I love that THE BUTLER shows how dangerous nonviolent protest was for the brave
people who did it, and that Strong's script embraces many of the
arguments – from a black perspective – about the struggle for
black freedom. Daniels' intention is clear from the beginning, when
he presents the powerful symbol of a pair of lynched men
hanging from nooses. It's clear Daniels has no interest in presenting
a Spielbergian paean to the Great White Liberator or a dutiful black
servant.

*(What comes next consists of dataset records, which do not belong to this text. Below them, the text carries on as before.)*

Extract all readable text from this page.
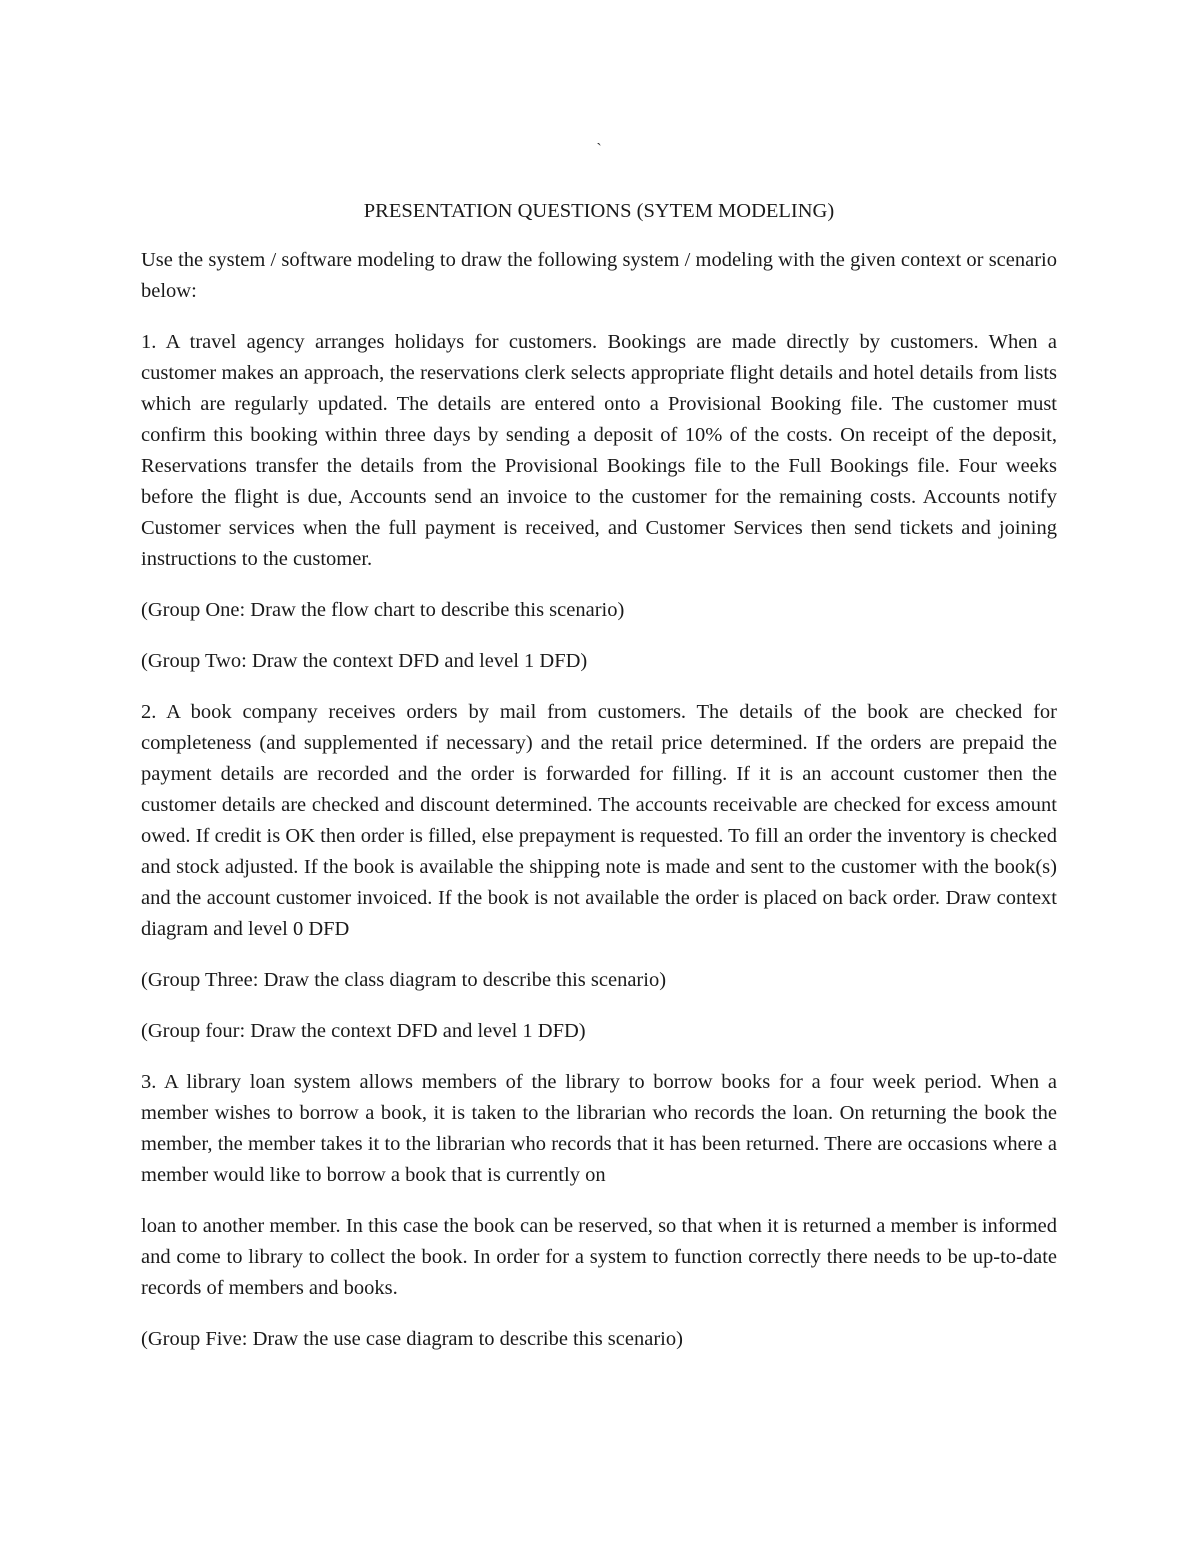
`
PRESENTATION QUESTIONS (SYTEM MODELING)

Use the system / software modeling to draw the following system / modeling with the given context or scenario below:

1. A travel agency arranges holidays for customers. Bookings are made directly by customers. When a customer makes an approach, the reservations clerk selects appropriate flight details and hotel details from lists which are regularly updated. The details are entered onto a Provisional Booking file. The customer must confirm this booking within three days by sending a deposit of 10% of the costs. On receipt of the deposit, Reservations transfer the details from the Provisional Bookings file to the Full Bookings file. Four weeks before the flight is due, Accounts send an invoice to the customer for the remaining costs. Accounts notify Customer services when the full payment is received, and Customer Services then send tickets and joining instructions to the customer.

(Group One: Draw the flow chart to describe this scenario)

(Group Two: Draw the context DFD and level 1 DFD)

2. A book company receives orders by mail from customers. The details of the book are checked for completeness (and supplemented if necessary) and the retail price determined. If the orders are prepaid the payment details are recorded and the order is forwarded for filling. If it is an account customer then the customer details are checked and discount determined. The accounts receivable are checked for excess amount owed. If credit is OK then order is filled, else prepayment is requested. To fill an order the inventory is checked and stock adjusted. If the book is available the shipping note is made and sent to the customer with the book(s) and the account customer invoiced. If the book is not available the order is placed on back order. Draw context diagram and level 0 DFD

(Group Three: Draw the class diagram to describe this scenario)

(Group four: Draw the context DFD and level 1 DFD)

3. A library loan system allows members of the library to borrow books for a four week period. When a member wishes to borrow a book, it is taken to the librarian who records the loan. On returning the book the member, the member takes it to the librarian who records that it has been returned. There are occasions where a member would like to borrow a book that is currently on

loan to another member. In this case the book can be reserved, so that when it is returned a member is informed and come to library to collect the book. In order for a system to function correctly there needs to be up-to-date records of members and books.

(Group Five: Draw the use case diagram to describe this scenario)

His film personifies, in the father-son conflict,
longstanding disputes within the black community. Cecil believes
change comes from the top, and that the presidents he serves are
working to make things better for everyone. Louis believes change can
only come through activism, and will endure beatings and sit
in jail cells to achieve it.
Eugene Allen's life
was about his work, the substance of which gets only perfunctory
attention in THE BUTLER. We see Cecil polishing silver and shoes and
setting an impeccable table, and occasionally a president asks his
opinion about something. Robin Williams, looking for all the world
like Truman, is actually Eisenhower. As Eisenhower orders troops sent to
desegregate the schools in Little Rock, he asks Cecil whether his
children go to “an all-colored school.” (The answer is yes, sir, they do.)
The presidential
portrayals are a mixed bag, though most of them thankfully avoid pure
caricature. John Cusack, an odd choice for Nixon, actually captures
R.N.'s vocal mannerisms and haunted paranoia, first as vice president
and later, as a disgraced, post-Watergate drunk. James Marsden is a
too-short and non-philandering John F. Kennedy, and LBJ (Liev Schreiber) is shown
addressing aides while sitting on the toilet, something he did in
real life. (The movie's added touch is to put Lyndon's pet beagles at
his feet.) Ford and Carter are skipped for some reason; Reagan (an unconvincing
Alan Rickman) is uncommonly gracious to Cecil but holds stubbornly to
his opposition to sanctions on apartheid South Africa. It is Nancy
Reagan (a perfectly coiffed Jane Fonda, in a clever bit of ironic casting) who invites
Cecil and Gloria to the state dinner that offers Cecil a different
perspective. “Nothing seemed right after that,” the elderly Cecil
recalls. His consciousness at last raised, Cecil demands long-overdue
salary parity for the black White House staffers — who historically
have earned less than their white counterparts — and after retiring,
joins his son's anti-apartheid rally.
The movie's pacing
is a bit phlegmatic, with intermittent periods of excitement and some
meandering bits, particularly the bitter mutterings of Gloria,
the bored, drunken wife who mocks Jackie Kennedy and has scant
sympathy when the president is killed. (Maybe a happy spouse like Eugene's wife, Gladys, would have been too dull.) The momentum is hampered by
the linearity of the narrative, a long march from 1926 to 2008, just
after the election of Barack Obama. At certain points, I was
silently ticking off how many presidents there were left to show.
Yet this movie about a servant is decidedly
not bland. It's rich with personality and rife with controversy and
challenge – Martin Luther King, for example, not just having a
dream but denouncing the Vietnam War as immoral, the Black Panthers
presented in all their ambiguity. These are arcane and even radical
views you don't often encounter in mainstream Hollywood cinema. 3 out of 4 stars.